Por isso, o Papa compendia nesse documento o essencial do seu magistério: “a Igreja é posta no mundo como ‘samaritana’ […] escutamos com particular urgência o chamado à conversão missionária de toda a Igreja, acompanhada de uma mais viva consciência da sua dimensão constitutivamente sinodal. Para reanimar a missão, no primado da caridade e no anúncio da misericórdia divina, devem ser sustentadas e promovidas, em sinergia, a colegialidade episcopal e a ativa participação do povo dos batizados” (n°2), para o “testemunho credível da misericórdia de Deus” (n°15). E o primeiro efeito do impulso evangelizador e sinodal deverá ser recuperar a confiança no Espírito Santo que guia os diversos caminhos eclesiais e – segundo a constituição dogmática Dei Verbum, DV 8 – abre a novas compreensões do conteúdo da Revelação (cf. n.5). Depois, o Papa reitera a missão no primado da caridade e no anúncio da misericórdia divina (art.1 dos “princípios orientadores”).

Em suma: só a confiança no “Protagonismo do Espírito em uma Igreja sinodal” (Síntese da Fase Continental do Sínodo da sinodalidade na América Latina e Caribe – Tema 1) conduzirá à conversão (pastoral, missionária, sinodal) até uma missão credível no amor e na misericórdia. Por outro lado, a “volta às fontes” (patrísticas, bíblicas) operada pelo Concílio Vaticano II inspira, ao menos no âmbito deste artigo, a criar a expressão “misericórdia sinodal” com base na ideia de “sinergia”, com vistas a uma melhor compreensão das relações internas entre o Espírito Santo, a Igreja sinodal e samaritana, e o anúncio da misericórdia divina.

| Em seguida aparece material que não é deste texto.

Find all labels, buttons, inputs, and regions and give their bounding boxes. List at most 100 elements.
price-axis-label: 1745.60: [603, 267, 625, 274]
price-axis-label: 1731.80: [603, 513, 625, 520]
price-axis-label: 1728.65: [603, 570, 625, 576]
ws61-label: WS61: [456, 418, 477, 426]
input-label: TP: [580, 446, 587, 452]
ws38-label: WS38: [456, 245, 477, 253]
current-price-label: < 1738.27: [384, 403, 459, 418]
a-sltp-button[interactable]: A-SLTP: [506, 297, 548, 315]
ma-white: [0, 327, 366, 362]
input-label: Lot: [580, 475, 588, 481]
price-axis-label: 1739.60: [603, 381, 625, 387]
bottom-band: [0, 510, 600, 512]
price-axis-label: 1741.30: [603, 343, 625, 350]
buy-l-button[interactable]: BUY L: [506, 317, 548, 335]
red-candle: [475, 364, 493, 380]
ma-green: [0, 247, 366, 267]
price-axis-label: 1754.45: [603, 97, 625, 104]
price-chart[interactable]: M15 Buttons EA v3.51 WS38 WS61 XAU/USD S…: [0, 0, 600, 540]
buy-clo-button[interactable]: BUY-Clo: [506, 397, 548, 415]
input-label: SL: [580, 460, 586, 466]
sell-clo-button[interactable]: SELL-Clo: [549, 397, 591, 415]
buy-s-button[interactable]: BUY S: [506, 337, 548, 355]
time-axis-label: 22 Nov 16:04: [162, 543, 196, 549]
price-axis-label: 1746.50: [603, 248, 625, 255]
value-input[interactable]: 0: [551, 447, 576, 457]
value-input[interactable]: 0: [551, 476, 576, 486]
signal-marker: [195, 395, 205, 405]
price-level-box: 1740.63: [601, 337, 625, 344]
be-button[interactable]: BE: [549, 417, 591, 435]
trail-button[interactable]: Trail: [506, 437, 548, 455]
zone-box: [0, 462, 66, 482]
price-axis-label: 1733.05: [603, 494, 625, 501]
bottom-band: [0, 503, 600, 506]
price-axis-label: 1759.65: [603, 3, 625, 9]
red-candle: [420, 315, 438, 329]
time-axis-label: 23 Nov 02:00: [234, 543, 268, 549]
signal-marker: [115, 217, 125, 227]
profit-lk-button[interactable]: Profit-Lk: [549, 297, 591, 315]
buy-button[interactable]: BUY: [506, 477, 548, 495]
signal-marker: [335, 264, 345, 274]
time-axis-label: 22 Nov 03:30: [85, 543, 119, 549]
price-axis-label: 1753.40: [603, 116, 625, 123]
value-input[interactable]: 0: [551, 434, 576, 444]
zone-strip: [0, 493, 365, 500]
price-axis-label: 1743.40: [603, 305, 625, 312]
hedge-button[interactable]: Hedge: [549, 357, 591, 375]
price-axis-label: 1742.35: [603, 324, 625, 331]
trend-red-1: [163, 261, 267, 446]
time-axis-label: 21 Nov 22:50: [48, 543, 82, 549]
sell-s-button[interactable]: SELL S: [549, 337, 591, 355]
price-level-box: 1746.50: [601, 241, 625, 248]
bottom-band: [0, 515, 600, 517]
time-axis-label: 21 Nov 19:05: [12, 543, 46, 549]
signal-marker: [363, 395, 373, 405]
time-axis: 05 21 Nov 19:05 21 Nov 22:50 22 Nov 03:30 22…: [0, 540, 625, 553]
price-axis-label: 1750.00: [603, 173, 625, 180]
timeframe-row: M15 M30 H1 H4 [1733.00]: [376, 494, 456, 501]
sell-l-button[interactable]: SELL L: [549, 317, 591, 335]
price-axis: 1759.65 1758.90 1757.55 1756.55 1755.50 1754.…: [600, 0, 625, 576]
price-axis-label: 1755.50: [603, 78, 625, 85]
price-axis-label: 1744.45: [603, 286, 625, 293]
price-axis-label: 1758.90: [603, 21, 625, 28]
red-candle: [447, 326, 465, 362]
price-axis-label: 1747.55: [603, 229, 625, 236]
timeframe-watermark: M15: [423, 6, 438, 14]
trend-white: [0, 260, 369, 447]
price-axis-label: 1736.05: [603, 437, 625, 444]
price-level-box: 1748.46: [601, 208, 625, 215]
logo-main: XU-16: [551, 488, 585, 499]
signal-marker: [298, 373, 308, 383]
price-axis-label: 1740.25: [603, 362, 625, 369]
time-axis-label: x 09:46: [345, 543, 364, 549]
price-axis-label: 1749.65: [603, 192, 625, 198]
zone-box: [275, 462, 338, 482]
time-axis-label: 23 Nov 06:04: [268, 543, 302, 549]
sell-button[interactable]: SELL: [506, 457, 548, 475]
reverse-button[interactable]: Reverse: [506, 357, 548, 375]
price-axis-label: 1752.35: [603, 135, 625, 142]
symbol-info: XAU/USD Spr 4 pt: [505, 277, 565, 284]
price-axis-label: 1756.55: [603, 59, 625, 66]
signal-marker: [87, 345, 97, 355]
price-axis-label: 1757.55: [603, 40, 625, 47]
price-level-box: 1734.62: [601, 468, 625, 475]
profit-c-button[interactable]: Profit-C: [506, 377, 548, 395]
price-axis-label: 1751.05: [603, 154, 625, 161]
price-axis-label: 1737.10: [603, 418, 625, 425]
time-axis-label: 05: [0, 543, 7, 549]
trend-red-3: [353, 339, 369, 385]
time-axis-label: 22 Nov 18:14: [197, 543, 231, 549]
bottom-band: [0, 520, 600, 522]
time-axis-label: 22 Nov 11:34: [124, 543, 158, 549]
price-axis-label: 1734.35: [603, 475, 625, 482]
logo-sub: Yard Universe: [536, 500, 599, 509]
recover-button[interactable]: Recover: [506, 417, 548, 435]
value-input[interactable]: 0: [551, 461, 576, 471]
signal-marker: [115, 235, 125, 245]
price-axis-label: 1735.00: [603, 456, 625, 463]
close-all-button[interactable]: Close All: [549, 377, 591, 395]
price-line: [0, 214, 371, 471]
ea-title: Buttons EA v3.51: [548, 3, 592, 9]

No uso clássico dos Padres da Igreja, “sinergia” – preferível ao correspondente latino “co-operação” – são as energias conjuntas, mais propriamente a do Espírito Santo, que, desde dentro, une o homem a Deus em Cristo, na sinergia do Espírito Santo e da Igreja (cf. Catecismo da Igreja Católica – CIC 1091-1112): Ele é o artífice da liturgia e, portanto, da nossa deificação (cf.2Pd 1,4: CIC 1129). Vamos um passo além. A carta apostólica Misericordia et misera, MM 25 – vimos no artigo anterior (cf. “Misericórdia e sinodalidade para o Terceiro Milênio”, O SÃO PAULO, 12/04/2023) – refere o grande rio da misericórdia, a Fonte que brota e flui incessantemente do seio da Trindade, ou seja, “o rio de água da vida […] um dos mais belos símbolos do Espírito Santo”: Ele é um dos celebrantes da “liturgia celeste” de que participamos na “liturgia terrestre” (Ap 22,1; CIC 1090 e 1137).

A força do Espírito age em sinergia na comunhão do Corpo de Cristo e infunde a Misericórdia na Igreja sinodal; portanto, “misericórdia sinodal” intenta expressar um caminho até a plena catolicidade do povo de Deus, como fruto da “missão no primado da caridade e no anúncio da misericórdia divina”. Trata-se, enfim, da “economia sacramental”, que significa, em primeiro lugar, o “desígnio de benevolência”, de amor, de misericórdia que se revela na Eucaristia, pois só a dinâmica da economia sacramental permite conhecer e viver o mistério da misericórdia de Deus a ser anunciado pela Igreja sinodal, para uma verdadeira conversão missionária com base na centralidade do querigma.